Dann gab es aber auch wieder Momente, in denen ich die Protagonistin nicht verstehen konnte: Als zum Beispiel ein Mensch ums Leben kommt, macht sie nur Minuten später einen absolut geschmacklosen, makabren Witz darüber – aufgrund der Situation und ihren Lebenserfahrungen meiner Meinung nach absolut unglaubwürdig und übertrieben. Ein weiteres Beispiel: Jean betrügt ihren Mann – aber ihre Nachbarin, die dasselbe tut, bezeichnet sie herablassend als „Schla+++“. Da Slut shaming absolut schädliches Verhalten Frauen gegenüber ist, nur dafür gemacht, sie kleinzuhalten, finde ich das absolut unpassend – dafür und für Jeans sexistische Einteilung der Welt in „typisch Frau“ und „typisch Mann“ (wolltest du dagegen nicht eigentlich kämpfen, Jean?) gibt es auch ordentlich Punkteabzug!

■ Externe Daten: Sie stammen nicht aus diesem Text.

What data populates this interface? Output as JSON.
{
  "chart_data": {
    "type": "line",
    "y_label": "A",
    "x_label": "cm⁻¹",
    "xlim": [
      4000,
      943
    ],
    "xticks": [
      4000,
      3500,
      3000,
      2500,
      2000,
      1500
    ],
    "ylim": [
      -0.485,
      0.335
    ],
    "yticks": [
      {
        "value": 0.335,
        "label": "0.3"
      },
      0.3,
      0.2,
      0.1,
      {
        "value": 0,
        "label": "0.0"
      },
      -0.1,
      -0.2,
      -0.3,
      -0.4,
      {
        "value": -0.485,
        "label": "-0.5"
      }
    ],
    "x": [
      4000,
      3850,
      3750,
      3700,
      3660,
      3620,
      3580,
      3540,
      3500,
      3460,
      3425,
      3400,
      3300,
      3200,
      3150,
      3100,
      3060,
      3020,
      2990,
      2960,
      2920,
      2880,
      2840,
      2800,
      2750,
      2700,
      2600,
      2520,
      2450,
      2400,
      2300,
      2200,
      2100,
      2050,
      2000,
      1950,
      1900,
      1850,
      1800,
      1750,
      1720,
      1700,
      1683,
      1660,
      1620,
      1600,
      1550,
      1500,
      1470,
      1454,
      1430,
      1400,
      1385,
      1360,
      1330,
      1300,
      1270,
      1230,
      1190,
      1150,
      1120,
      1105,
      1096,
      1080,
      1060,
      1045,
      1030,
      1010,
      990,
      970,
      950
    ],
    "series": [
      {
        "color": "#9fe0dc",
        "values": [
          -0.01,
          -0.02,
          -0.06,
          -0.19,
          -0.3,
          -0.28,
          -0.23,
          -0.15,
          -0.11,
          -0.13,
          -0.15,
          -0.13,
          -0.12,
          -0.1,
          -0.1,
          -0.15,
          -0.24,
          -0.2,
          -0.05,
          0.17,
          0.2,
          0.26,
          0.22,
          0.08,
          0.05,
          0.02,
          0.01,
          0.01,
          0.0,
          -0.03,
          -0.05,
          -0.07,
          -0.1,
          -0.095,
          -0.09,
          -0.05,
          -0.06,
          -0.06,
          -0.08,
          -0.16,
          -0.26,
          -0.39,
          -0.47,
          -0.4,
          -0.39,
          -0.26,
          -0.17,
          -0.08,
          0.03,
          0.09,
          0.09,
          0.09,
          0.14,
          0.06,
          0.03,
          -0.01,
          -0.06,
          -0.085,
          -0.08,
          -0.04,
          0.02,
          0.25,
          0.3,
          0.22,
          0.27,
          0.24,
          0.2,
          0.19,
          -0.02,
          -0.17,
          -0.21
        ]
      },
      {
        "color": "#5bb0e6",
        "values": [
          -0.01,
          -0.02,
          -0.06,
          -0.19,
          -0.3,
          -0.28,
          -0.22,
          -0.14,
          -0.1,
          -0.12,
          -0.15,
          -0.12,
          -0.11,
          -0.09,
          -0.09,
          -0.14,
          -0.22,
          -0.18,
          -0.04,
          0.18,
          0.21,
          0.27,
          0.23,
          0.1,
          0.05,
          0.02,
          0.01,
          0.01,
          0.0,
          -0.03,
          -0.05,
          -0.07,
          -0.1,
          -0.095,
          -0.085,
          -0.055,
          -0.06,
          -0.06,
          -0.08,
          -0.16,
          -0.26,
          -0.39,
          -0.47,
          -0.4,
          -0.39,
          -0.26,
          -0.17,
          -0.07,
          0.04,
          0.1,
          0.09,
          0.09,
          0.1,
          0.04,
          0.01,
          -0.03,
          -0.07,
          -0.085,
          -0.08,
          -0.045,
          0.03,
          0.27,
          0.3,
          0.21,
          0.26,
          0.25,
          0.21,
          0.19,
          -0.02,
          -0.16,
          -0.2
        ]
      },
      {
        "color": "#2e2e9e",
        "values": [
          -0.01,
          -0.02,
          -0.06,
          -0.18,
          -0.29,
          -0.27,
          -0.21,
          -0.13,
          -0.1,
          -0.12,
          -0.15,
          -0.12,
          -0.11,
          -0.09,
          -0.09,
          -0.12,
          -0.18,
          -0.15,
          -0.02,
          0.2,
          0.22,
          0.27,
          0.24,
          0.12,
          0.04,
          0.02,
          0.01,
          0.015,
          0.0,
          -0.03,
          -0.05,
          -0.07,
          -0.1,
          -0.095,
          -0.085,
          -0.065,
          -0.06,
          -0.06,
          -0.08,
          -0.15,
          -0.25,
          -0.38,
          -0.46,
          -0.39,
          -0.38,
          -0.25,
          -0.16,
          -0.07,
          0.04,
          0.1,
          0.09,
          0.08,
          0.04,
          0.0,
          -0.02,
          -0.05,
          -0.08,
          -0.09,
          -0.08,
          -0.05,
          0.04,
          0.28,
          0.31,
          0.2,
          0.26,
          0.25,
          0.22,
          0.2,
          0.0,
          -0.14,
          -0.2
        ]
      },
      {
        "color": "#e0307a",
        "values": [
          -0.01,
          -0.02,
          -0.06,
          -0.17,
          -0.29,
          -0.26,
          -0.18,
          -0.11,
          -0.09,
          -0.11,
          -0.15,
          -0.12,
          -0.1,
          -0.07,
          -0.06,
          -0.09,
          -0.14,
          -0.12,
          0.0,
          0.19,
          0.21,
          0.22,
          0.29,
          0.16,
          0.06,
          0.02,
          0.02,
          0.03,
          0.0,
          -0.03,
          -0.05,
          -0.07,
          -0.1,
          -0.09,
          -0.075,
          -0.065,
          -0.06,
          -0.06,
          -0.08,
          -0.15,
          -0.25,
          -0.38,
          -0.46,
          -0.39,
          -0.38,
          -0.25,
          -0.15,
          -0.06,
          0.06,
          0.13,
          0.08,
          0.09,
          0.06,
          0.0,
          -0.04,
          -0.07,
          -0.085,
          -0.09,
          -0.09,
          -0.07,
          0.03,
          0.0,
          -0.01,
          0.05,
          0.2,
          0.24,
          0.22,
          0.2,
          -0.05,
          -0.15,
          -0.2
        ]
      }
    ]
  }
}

Die anderen Figuren bleiben bis auf wenige Ausnahmen meiner Meinung nach seltsam farblos und blass, sie werden mir nicht in Erinnerung bleiben. Es gab (außer Jean) niemanden, mit dem ich wirklich mitgefiebert habe oder der mir ans Herz gewachsen ist – sehr schade! Die Figuren wirken konstruiert, nicht lebendig oder dreidimensional.

Spannung & Atmosphäre (+/-)

Obwohl sich das Buch im Verlauf der Lektüre nicht ganz so entwickelt hat wie erhofft, so gelingt es der Autorin doch immer wieder, Spannung aufzubauen. Auch wenn diese zwischendurch immer wieder kurzzeitig einbricht, wollte ich doch immer wissen, wie es weitergeht. Es gibt zudem einige unerwartete Wendungen, die mich zwar nicht vollends begeistern, aber doch überraschen konnten. Vor allem im letzten Drittel wird die Spannung dann noch einmal ordentlich angehoben. Jedoch – hier stimme ich einigen Kritiker*innen zu - erscheinen sowohl das Hinarbeiten auf den Höhepunkt, als auch das Ende selbst sehr überhastet. Viel zu viel passiert auf einmal, viele Fragen bleiben offen. Es wirkt tatsächlich, als wäre die Autorin unter Zeitdruck geraten und hätte nicht mehr genug Zeit gehabt, die Geschichte zu einem runden, gut ausgestalteten Ende zu führen. Das ist schade, das Buch hätte es eigentlich verdient.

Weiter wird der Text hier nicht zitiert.